To prove our understanding, we must demonstrate it in action. This is a hard wall for hard science. 'Do the experiment for us'. The engineer understands this. Conjecture is one thing, working practice resulting in hard product may be quite another. Sometimes we fail to acknowledge the line between these.
Feynman's statement certainly applies to deep past science. Can we create life from inanimate matter? Can we set it up to evolve and populate? In this case, we have the constituent matter readily available. We have the right atoms. But the answer is 'No'. We are nowhere near those goals. Our theories, in truth, remain theories until we can test them.

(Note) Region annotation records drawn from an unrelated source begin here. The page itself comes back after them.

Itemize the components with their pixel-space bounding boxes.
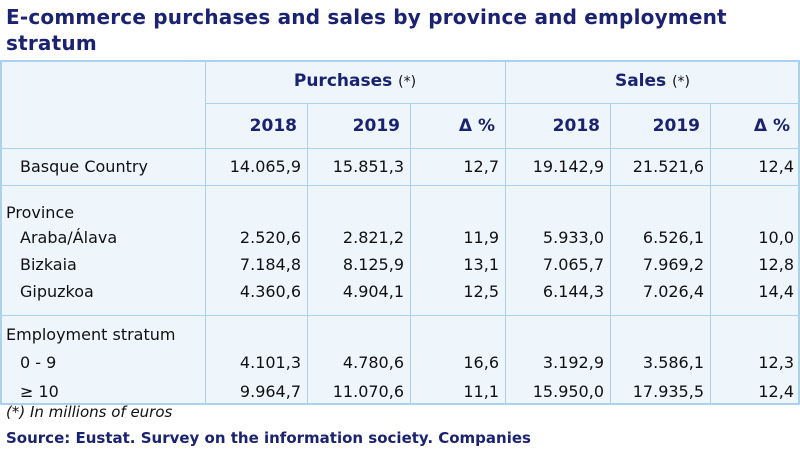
title: E-commerce purchases and sales by provin…: [6, 5, 727, 55]
cell: 13,1: [463, 255, 499, 274]
cell: 8.125,9: [342, 255, 404, 274]
footnote: (*) In millions of euros: [6, 403, 173, 421]
cell: 12,3: [758, 353, 794, 372]
divider: [410, 103, 411, 405]
row-label: Araba/Álava: [20, 228, 118, 247]
cell: 4.780,6: [342, 353, 404, 372]
cell: 5.933,0: [542, 228, 604, 247]
divider: [710, 103, 711, 405]
group-label: Sales: [614, 71, 667, 91]
cell: 14,4: [758, 282, 794, 301]
row-label: Bizkaia: [20, 255, 77, 274]
cell: 17.935,5: [632, 382, 704, 401]
cell: 2.520,6: [239, 228, 301, 247]
row-label: Basque Country: [20, 157, 148, 176]
cell: 11,9: [463, 228, 499, 247]
cell: 2.821,2: [342, 228, 404, 247]
group-note: (*): [672, 74, 691, 90]
divider: [307, 103, 308, 405]
divider: [205, 60, 206, 405]
row-label: 0 - 9: [20, 353, 57, 372]
cell: 6.144,3: [542, 282, 604, 301]
divider: [0, 148, 800, 149]
cell: 14.065,9: [229, 157, 301, 176]
cell: 12,8: [758, 255, 794, 274]
cell: 7.184,8: [239, 255, 301, 274]
column-header: 2018: [552, 116, 600, 136]
column-header: 2019: [352, 116, 400, 136]
border: [0, 60, 2, 405]
cell: 7.026,4: [642, 282, 704, 301]
section-heading: Employment stratum: [6, 325, 176, 344]
divider: [205, 103, 800, 104]
cell: 9.964,7: [239, 382, 301, 401]
divider: [610, 103, 611, 405]
cell: 4.101,3: [239, 353, 301, 372]
cell: 15.950,0: [532, 382, 604, 401]
source: Source: Eustat. Survey on the informatio…: [6, 429, 531, 447]
group-note: (*): [398, 74, 417, 90]
section-heading: Province: [6, 203, 75, 222]
cell: 12,5: [463, 282, 499, 301]
border: [0, 60, 800, 62]
cell: 3.586,1: [642, 353, 704, 372]
row-label: Gipuzkoa: [20, 282, 94, 301]
cell: 12,4: [758, 382, 794, 401]
cell: 10,0: [758, 228, 794, 247]
row-label: ≥ 10: [20, 382, 59, 401]
cell: 6.526,1: [642, 228, 704, 247]
cell: 3.192,9: [542, 353, 604, 372]
divider: [505, 60, 506, 405]
cell: 19.142,9: [532, 157, 604, 176]
cell: 16,6: [463, 353, 499, 372]
group-header: Purchases (*): [205, 71, 505, 92]
divider: [0, 185, 800, 186]
column-header: Δ %: [458, 116, 495, 136]
cell: 4.904,1: [342, 282, 404, 301]
divider: [0, 315, 800, 316]
column-header: 2019: [652, 116, 700, 136]
group-header: Sales (*): [505, 71, 800, 92]
cell: 4.360,6: [239, 282, 301, 301]
cell: 21.521,6: [632, 157, 704, 176]
cell: 12,7: [463, 157, 499, 176]
cell: 11.070,6: [332, 382, 404, 401]
cell: 7.969,2: [642, 255, 704, 274]
cell: 12,4: [758, 157, 794, 176]
border: [798, 60, 800, 405]
column-header: 2018: [249, 116, 297, 136]
group-label: Purchases: [293, 71, 393, 91]
cell: 11,1: [463, 382, 499, 401]
table: Purchases (*) 2018 2019 Δ % Sales (*) 2018 201…: [0, 60, 800, 405]
cell: 7.065,7: [542, 255, 604, 274]
border: [0, 403, 800, 405]
cell: 15.851,3: [332, 157, 404, 176]
column-header: Δ %: [753, 116, 790, 136]
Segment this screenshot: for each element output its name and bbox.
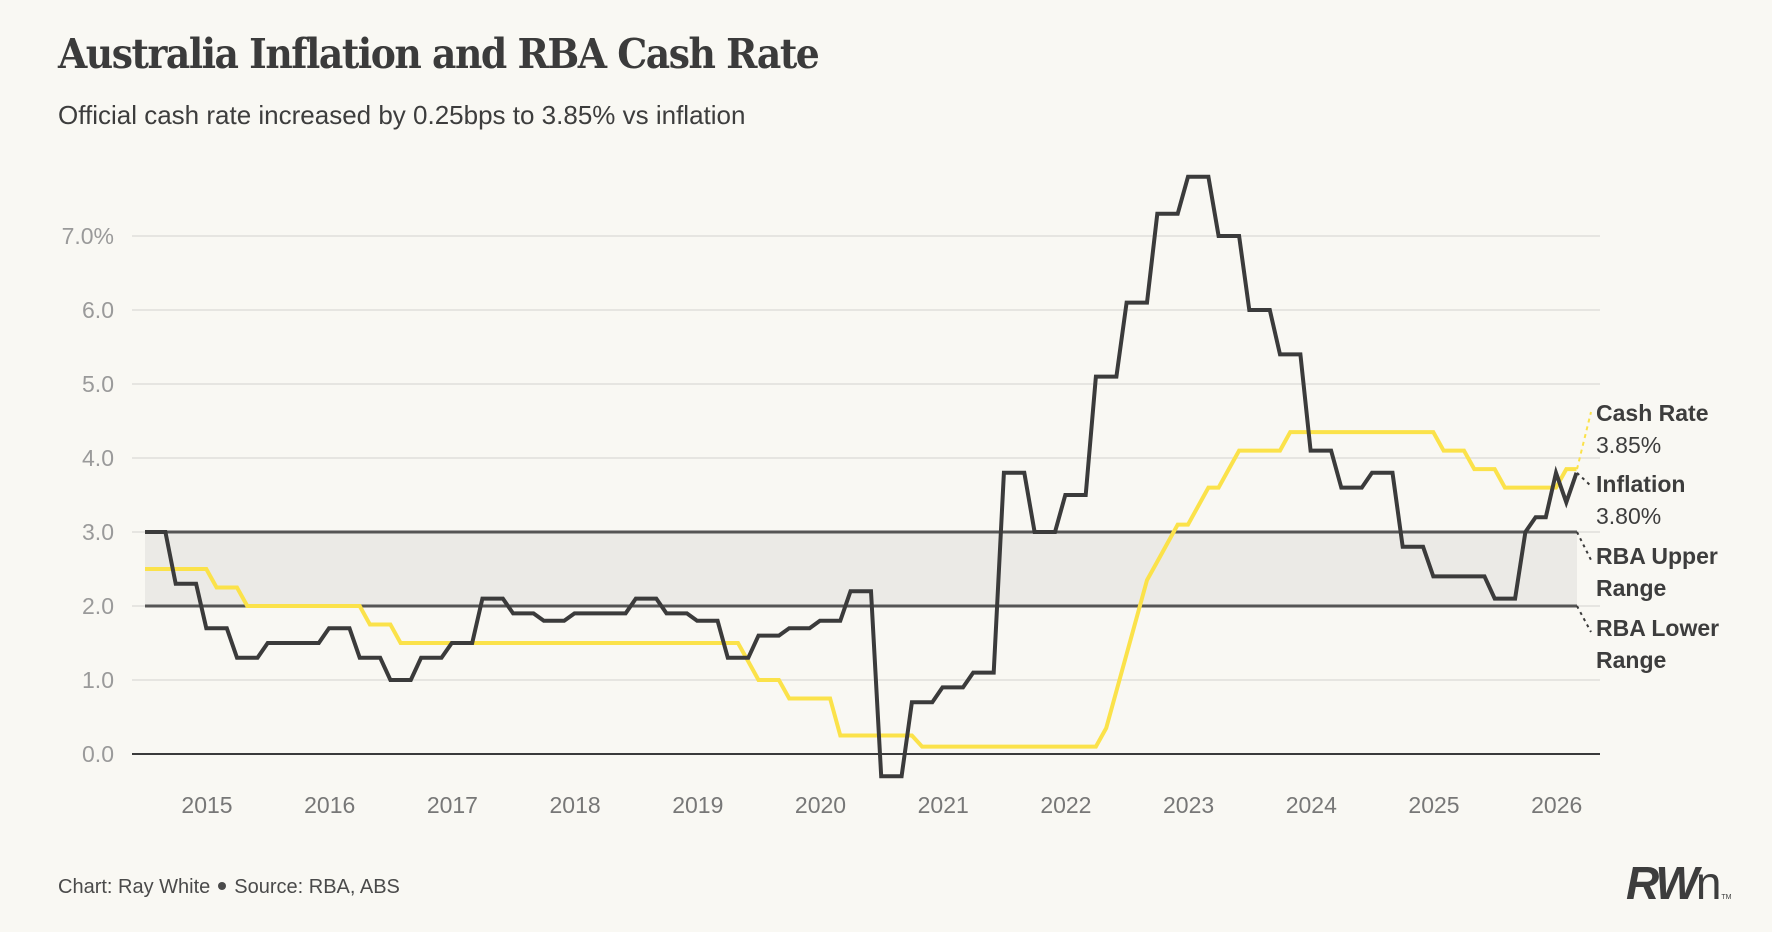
chart-credit: Chart: Ray White: [58, 876, 211, 898]
x-tick-label: 2017: [427, 792, 478, 818]
y-tick-label: 3.0: [82, 519, 114, 545]
inflation-leader: [1576, 472, 1592, 487]
x-tick-label: 2026: [1531, 792, 1582, 818]
footer-source: Chart: Ray White Source: RBA, ABS: [58, 876, 400, 899]
y-tick-label: 0.0: [82, 741, 114, 767]
x-tick-label: 2019: [672, 792, 723, 818]
cash-rate-line: [145, 430, 1577, 749]
label-cash-rate: Cash Rate 3.85%: [1596, 397, 1708, 461]
label-rba-lower: RBA Lower Range: [1596, 612, 1719, 676]
logo-n: n: [1695, 857, 1722, 909]
y-tick-label: 7.0%: [62, 223, 114, 249]
label-rba-upper-line1: RBA Upper: [1596, 543, 1718, 569]
label-inflation: Inflation 3.80%: [1596, 468, 1685, 532]
label-inflation-value: 3.80%: [1596, 503, 1662, 529]
label-rba-upper: RBA Upper Range: [1596, 540, 1718, 604]
logo-rw: RW: [1626, 857, 1699, 909]
cash-rate-leader: [1576, 411, 1592, 470]
bullet-separator: [218, 882, 227, 891]
label-rba-lower-line1: RBA Lower: [1596, 615, 1720, 641]
chart-subtitle: Official cash rate increased by 0.25bps …: [58, 100, 746, 130]
x-tick-label: 2016: [304, 792, 355, 818]
label-cash-rate-name: Cash Rate: [1596, 400, 1709, 426]
x-tick-label: 2020: [795, 792, 846, 818]
data-source: Source: RBA, ABS: [234, 876, 400, 898]
x-tick-label: 2023: [1163, 792, 1214, 818]
x-tick-label: 2015: [181, 792, 232, 818]
rba-lower-leader: [1576, 605, 1592, 633]
y-tick-label: 4.0: [82, 445, 114, 471]
x-tick-label: 2024: [1286, 792, 1337, 818]
y-tick-label: 1.0: [82, 667, 114, 693]
ray-white-logo: RWnTM: [1626, 856, 1732, 910]
x-tick-label: 2022: [1040, 792, 1091, 818]
label-rba-lower-line2: Range: [1596, 647, 1667, 673]
x-tick-label: 2025: [1408, 792, 1459, 818]
y-tick-label: 5.0: [82, 371, 114, 397]
label-inflation-name: Inflation: [1596, 471, 1686, 497]
x-tick-label: 2021: [918, 792, 969, 818]
rba-band-fill: [145, 532, 1577, 606]
x-tick-label: 2018: [550, 792, 601, 818]
series-lines: [145, 174, 1579, 779]
logo-trademark: TM: [1721, 894, 1732, 901]
label-leader-lines: [1576, 411, 1592, 633]
label-rba-upper-line2: Range: [1596, 575, 1667, 601]
y-axis-ticks: 0.0 1.0 2.0 3.0 4.0 5.0 6.0 7.0%: [62, 223, 114, 767]
y-tick-label: 6.0: [82, 297, 114, 323]
rba-upper-leader: [1576, 531, 1592, 561]
chart-title: Australia Inflation and RBA Cash Rate: [58, 30, 820, 78]
x-axis-ticks: 2015 2016 2017 2018 2019 2020 2021 2022 2023 2024…: [181, 792, 1582, 818]
rba-target-band: [145, 530, 1577, 608]
gridlines: [132, 235, 1600, 755]
y-tick-label: 2.0: [82, 593, 114, 619]
inflation-line: [145, 174, 1579, 779]
label-cash-rate-value: 3.85%: [1596, 432, 1662, 458]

Can we invoke a universe from nothing? Can we provoke a universe (or the beginnings of one), seed it to unravel, from an initial set of conditions we engineer, as a physical reality? No. We cannot.
Is science useless then? Of course not. To see its limitations simply means you have stopped worshipping it.
Underneath the quote, in another box, Feynman wrote 'To solve every problem that has been solved'. Again we weren't party to his thought processes or context. But that second sentence is achievable, by definition, by mankind corporately. It's an unrealistic aim for one man, although mankind could in principle achieve it. That's to say, all problems, with their solutions, so far achieved, could be brought together in one place for general access. 'Wikipedia' is trying to get there and doing a pretty fair job.
Feynman's two statements are boundaries. They are the two banks of a precipice, a precipice between God's type of knowledge and power and our own.
There's a huge veil and a huge chasm between the sum of our knowledge, and the ability to truly create; to create as Christ, in His divinity, has created.